For a quadratic equation \(ax^2 + bx + c = 0\) to have exactly one solution, its discriminant (\(b^2 - 4ac\)) must be equal to \(0\).
In this case, the discriminant is \((b + 4c)^2 - 4 \cdot 1 \cdot c^2 = b^2 + 8bc + 16c^2 - 4c^2\).
Simplify the discriminant:
\[b^2 + 8bc + 12c^2.\]
For the quadratic equation to have exactly one solution, the discriminant must be equal to \(0\):
\[b^2 + 8bc + 12c^2 = 0.\]
Now, we want to find the non-zero value of \(c\) for which there is exactly one positive value of \(b\) that satisfies this equation.

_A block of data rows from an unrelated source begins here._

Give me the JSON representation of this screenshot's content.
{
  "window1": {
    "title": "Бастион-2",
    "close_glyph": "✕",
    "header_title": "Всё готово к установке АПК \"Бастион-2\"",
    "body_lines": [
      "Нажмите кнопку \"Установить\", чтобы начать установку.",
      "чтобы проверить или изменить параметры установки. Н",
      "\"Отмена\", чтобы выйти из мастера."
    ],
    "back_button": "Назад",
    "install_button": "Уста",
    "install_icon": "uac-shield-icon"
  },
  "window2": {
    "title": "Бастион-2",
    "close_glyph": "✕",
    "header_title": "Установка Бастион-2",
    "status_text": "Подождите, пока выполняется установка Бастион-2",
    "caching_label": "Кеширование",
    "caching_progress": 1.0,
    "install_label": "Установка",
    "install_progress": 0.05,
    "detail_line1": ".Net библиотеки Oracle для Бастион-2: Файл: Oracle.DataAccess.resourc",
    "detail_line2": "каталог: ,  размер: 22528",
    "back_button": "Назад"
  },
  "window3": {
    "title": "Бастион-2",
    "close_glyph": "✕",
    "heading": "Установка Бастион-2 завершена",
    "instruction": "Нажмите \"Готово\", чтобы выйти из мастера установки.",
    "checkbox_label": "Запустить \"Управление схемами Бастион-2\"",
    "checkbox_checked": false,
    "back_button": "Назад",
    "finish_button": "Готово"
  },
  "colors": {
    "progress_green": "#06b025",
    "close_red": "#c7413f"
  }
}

Notice that the quadratic equation above is a quadratic in \(b\), and we want it to have a single solution. This means the discriminant of this quadratic in \(b\) must be equal to \(0\):
\[8^2 - 4 \cdot 12c^2 = 0.\]
Solve for \(c\):
\[64 - 48c^2 = 0 \Rightarrow 48c^2 = 64 \Rightarrow c^2 = \frac{64}{48} = \frac{4}{3}.\]
Take the positive square root:
\[c = \sqrt{\frac{4}{3}} = \frac{2}{\sqrt{3}} = \frac{2\sqrt{3}}{3}.\]
So, the non-zero value of \(c\) that satisfies the given conditions is \(\boxed{\frac{2\sqrt{3}}{3}}\).